Why pursue a cure when combination antiretroviral therapy keeps the virus in check? As Fred Hutch’s Kiem recently explained, as much as treatment has done to allow people with HIV to live a near-normal life span, it does not fully restore health. Physicians who treat those on long-term therapy see accelerated aging, cardiovascular problems, bone loss, kidney disease, and higher cancer risks, much of it due to higher levels of inflammation that persist despite treatment. And although the drugs are becoming more available in low-income countries, almost half of those with HIV aren’t on treatment. Even in the United States, fewer than half of those diagnosed with HIV are on regular enough treatment to keep the virus suppressed, according to the U.S. Centers for Disease Control and Prevention.

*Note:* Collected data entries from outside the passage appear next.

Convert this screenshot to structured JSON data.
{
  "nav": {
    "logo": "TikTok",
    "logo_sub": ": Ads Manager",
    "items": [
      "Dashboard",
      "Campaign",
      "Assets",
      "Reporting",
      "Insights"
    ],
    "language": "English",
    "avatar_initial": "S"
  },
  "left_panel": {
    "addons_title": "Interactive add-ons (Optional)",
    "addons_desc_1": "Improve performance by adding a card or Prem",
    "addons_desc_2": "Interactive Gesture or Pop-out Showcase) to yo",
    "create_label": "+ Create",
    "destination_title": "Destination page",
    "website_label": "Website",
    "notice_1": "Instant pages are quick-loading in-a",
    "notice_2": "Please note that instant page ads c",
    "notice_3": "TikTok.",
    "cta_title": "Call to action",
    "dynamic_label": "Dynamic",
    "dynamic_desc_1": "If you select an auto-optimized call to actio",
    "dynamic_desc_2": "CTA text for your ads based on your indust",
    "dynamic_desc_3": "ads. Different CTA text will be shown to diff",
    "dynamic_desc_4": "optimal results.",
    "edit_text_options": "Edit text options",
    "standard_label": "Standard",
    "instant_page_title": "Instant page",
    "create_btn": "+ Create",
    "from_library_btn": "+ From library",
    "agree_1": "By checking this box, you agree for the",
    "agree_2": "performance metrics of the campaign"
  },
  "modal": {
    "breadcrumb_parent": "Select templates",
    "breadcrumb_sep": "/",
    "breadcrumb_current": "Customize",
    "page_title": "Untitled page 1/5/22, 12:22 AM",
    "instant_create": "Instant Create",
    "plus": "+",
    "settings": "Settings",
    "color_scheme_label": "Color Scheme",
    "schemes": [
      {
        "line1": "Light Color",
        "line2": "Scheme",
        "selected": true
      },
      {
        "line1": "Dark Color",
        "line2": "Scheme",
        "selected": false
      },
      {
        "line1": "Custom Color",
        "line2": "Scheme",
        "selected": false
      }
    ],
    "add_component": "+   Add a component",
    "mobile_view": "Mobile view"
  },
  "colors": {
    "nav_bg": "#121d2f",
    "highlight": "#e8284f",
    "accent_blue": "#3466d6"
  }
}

But treatment matters, even beyond extending life and limiting transmission now. Researchers over the past five years have learned that if cures or remissions are to be achieved, they will probably come easier for people whose immune systems are healthiest and who have lower levels of the virus to begin with — which early and consistent use of antiretroviral therapy can achieve.
“Getting people on treatment is part of the cure agenda,” said UCSF’s Deeks at the international AIDS conference in Durban.

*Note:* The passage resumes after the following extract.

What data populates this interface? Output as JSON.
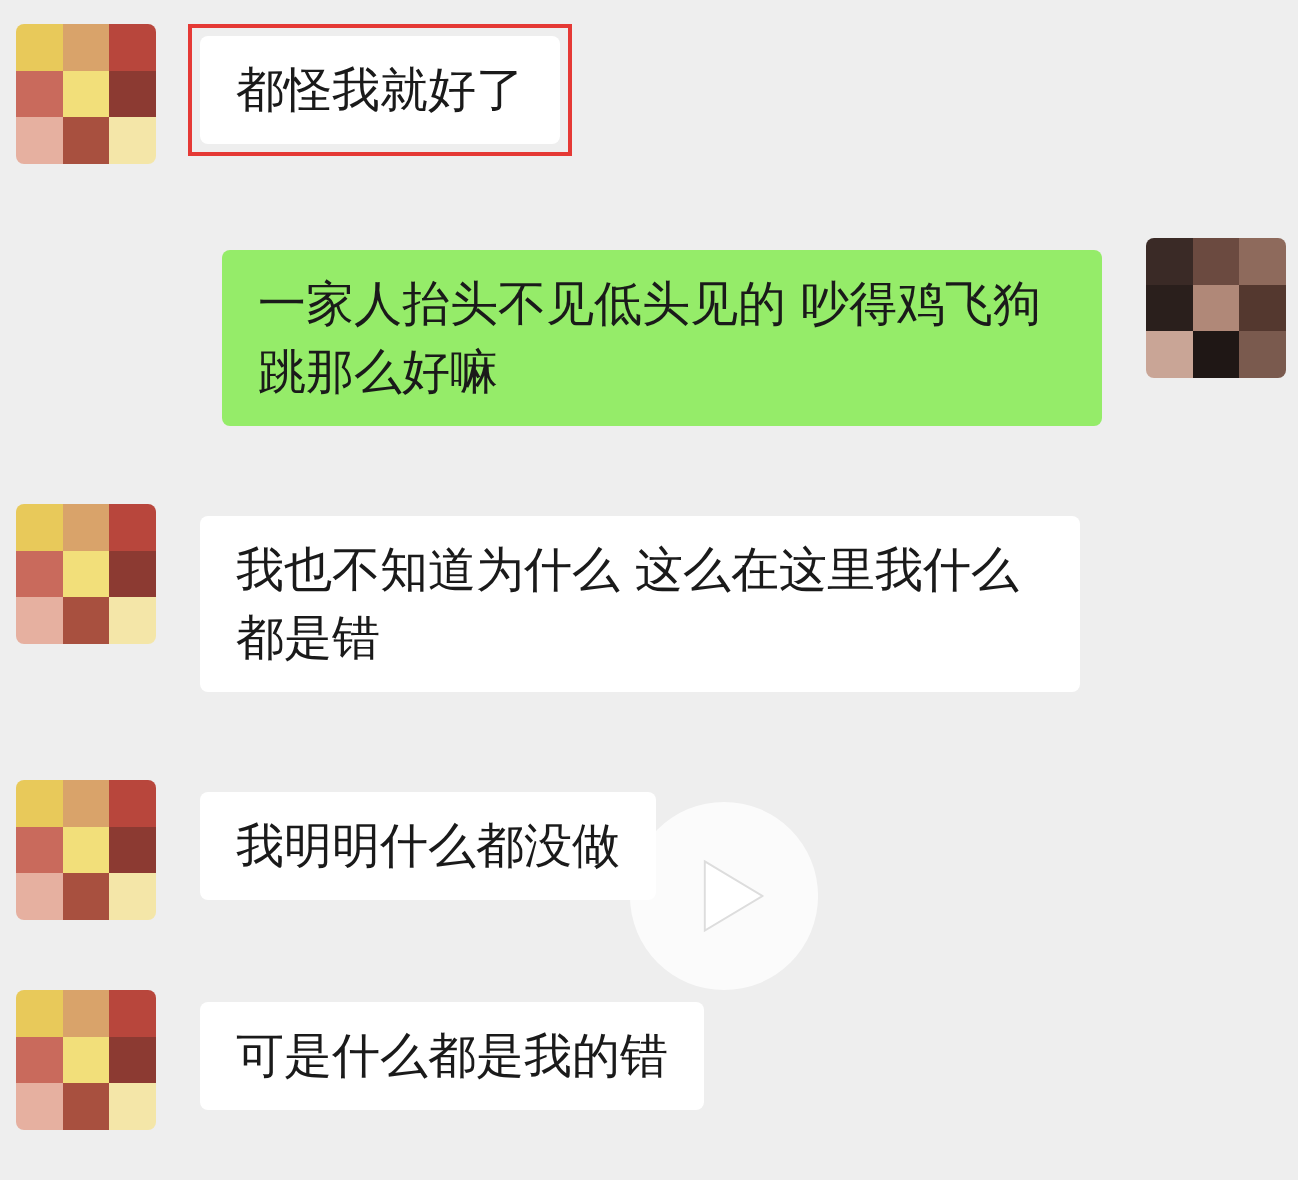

Many HIV researchers have set their sights on what they term “sustained virologic remission” as at least a first step toward a cure. If cure means eliminating the reservoir entirely, sustained remission means being able to control or contain the infection without antiretroviral therapy. At a minimum, HIV doesn’t rebound and isn’t transmittable to others. (In a very small subset of people with HIV, the immune system does just that; called elite controllers, they are heavily studied by researchers.)
“The biggest regret at this point is we don’t have a second cure,” said Fred Hutch's Jerome. “We’ve tried to be open and honest that this is going to be a long road. At the same time, we’ve learned a tremendous amount about the virus, the reservoir, the challenges that we face, and a lot of what we’re learning is coming out of the collaboratories. As a field, we have a better sense of what are the most promising strategies.”